Senior Print Journalist


Cope mayor rejects DA’s rebuff, pledges to save Tshwane from financial ruin

Newly-elected Tshwane Mayor, Dr Murunwa Makwarela, vows to improve service delivery and strengthen coalition partnerships.


Unfazed at being branded ‘a Judas’ by the Democratic Alliance (DA) caucus, newly elected City of Tshwane mayor Dr Murunwa Makwarela this week vowed to strengthen a working relationship with coalition partners to rescue the cash-strapped municipality and deliver services.

Cope mayor in Tswhane

Makwarela, whose election victory has sparked a witch-hunt among the ranks of the DA and ActionSA councillors who voted against the coalition mandate – has promised to assemble an ANC-Economic Freedom Fighters multiparty mayoral committee “which is fit for purpose”.

While the Congress of the People (Cope) only had one seat in Tshwane, Makwarela refuted the perception the party would be bulldozed in decision-making, maintaining:

“We are not small at all, but a constitutional organisation that plays by the rules and is incorruptible.”

Tshwane’s irregular expenditure

The damning auditor-general (AG) report on Tshwane, which was initially kept under wraps by former mayor Randall Williams before being tabled in council, revealed that more than R10 billion was spent in irregular expenditure during the financial year 2021-22.

Speaking at a media briefing alongside Cope deputy president Willie Madisha, party national spokesperson Dennis Bloem, provincial secretary Mxolisi Ntobela and regional secretary Terrence Manama, Makwarela said improving service delivery was urgent – citing repairing potholes and providing clean drinking water among key priorities.

“The AG has clearly said that when it comes to service delivery, Tshwane is completely off the rails. If you say R10 billion was wasted irregularly and you say that is not corruption, what is corruption?

“We should bear in mind this happened when the ANC was not in power. Service delivery has collapsed because people were sold lies by the DA. As coalition partners, the DA would not share the budget with us. But we would be frogmarched into voting for a budget we did not know.

“What we said in our service delivery business implementation plan – an annual plan of the municipality detailing your key performance indicators versus targets – was chalk and cheese.”

Crumbling municipal coalitions

Asked how he planned to maintain a sustainable government against a background of crumbling unstable coalitions at municipal level, he said:

“Coalitions are a marriage – worse when there are multiple partners involved, with different interests and different priorities, but we try to arrive at a common value system and priorities.
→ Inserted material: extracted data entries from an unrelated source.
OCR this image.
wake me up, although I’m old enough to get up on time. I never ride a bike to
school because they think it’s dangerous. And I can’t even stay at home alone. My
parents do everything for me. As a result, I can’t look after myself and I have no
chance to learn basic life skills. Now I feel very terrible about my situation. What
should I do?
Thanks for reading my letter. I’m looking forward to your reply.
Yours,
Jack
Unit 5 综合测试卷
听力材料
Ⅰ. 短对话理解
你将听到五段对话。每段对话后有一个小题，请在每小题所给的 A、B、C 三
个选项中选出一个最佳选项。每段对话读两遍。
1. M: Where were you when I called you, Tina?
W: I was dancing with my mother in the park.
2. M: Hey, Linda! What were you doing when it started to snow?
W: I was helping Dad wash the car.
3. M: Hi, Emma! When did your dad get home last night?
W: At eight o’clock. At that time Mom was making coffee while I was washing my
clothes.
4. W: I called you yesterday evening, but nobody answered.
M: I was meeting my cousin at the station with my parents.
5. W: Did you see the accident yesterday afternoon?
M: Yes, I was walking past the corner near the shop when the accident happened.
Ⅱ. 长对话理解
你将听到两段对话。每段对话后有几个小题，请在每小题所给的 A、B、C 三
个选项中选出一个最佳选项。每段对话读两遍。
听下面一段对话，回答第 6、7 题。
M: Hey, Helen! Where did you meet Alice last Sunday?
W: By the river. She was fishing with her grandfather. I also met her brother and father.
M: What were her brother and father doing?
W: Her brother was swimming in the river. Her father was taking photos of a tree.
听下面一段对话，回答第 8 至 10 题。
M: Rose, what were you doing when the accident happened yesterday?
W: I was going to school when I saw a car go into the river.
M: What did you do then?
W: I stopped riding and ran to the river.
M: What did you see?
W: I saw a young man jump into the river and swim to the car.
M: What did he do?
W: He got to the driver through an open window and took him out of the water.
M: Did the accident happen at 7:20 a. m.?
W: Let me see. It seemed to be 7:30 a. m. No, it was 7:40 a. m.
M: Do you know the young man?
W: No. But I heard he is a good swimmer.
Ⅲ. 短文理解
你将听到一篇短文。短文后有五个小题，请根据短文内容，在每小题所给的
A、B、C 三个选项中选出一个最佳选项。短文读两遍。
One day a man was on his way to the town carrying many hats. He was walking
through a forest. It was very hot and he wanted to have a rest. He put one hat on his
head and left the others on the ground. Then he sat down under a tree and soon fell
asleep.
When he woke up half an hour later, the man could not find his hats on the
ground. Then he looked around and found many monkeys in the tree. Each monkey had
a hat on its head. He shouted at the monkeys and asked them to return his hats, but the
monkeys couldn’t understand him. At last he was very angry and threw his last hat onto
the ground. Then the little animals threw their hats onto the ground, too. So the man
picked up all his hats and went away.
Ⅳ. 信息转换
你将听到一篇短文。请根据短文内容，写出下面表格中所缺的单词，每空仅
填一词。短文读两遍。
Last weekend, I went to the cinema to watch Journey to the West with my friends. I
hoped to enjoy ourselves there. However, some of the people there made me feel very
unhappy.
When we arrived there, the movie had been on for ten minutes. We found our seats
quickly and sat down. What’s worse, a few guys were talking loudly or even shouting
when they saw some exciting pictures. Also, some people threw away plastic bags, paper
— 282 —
“In practice, people do not practise what they preach – something I have seen in the DA coalition. Cope was kicked out of the DA coalition although there is a clause on dispute resolutions and how to escalate points of discord with one another.

“There is a local structure managing day-to-day issues and a structure where provincial and national leaders sit. But you still have strings on the third-tier level of structure – instructing the local structure on how to behave.

ActionSA and DA war

“Half the time, instructions are not aligned to conditions on the ground. While some of us try to play by the rules, some local structures escalate issues to their technical and national leaders.

“Those who are overly represented put pressure on those who are under-represented, with the voices of our national leaders drowned in that structure.

ActionSA and the DA are warring cousins in that relationship – fighting like kids.

“We have taken a position that we cannot be in a coalition that cannibalises our existence as a party, because we have our own values.”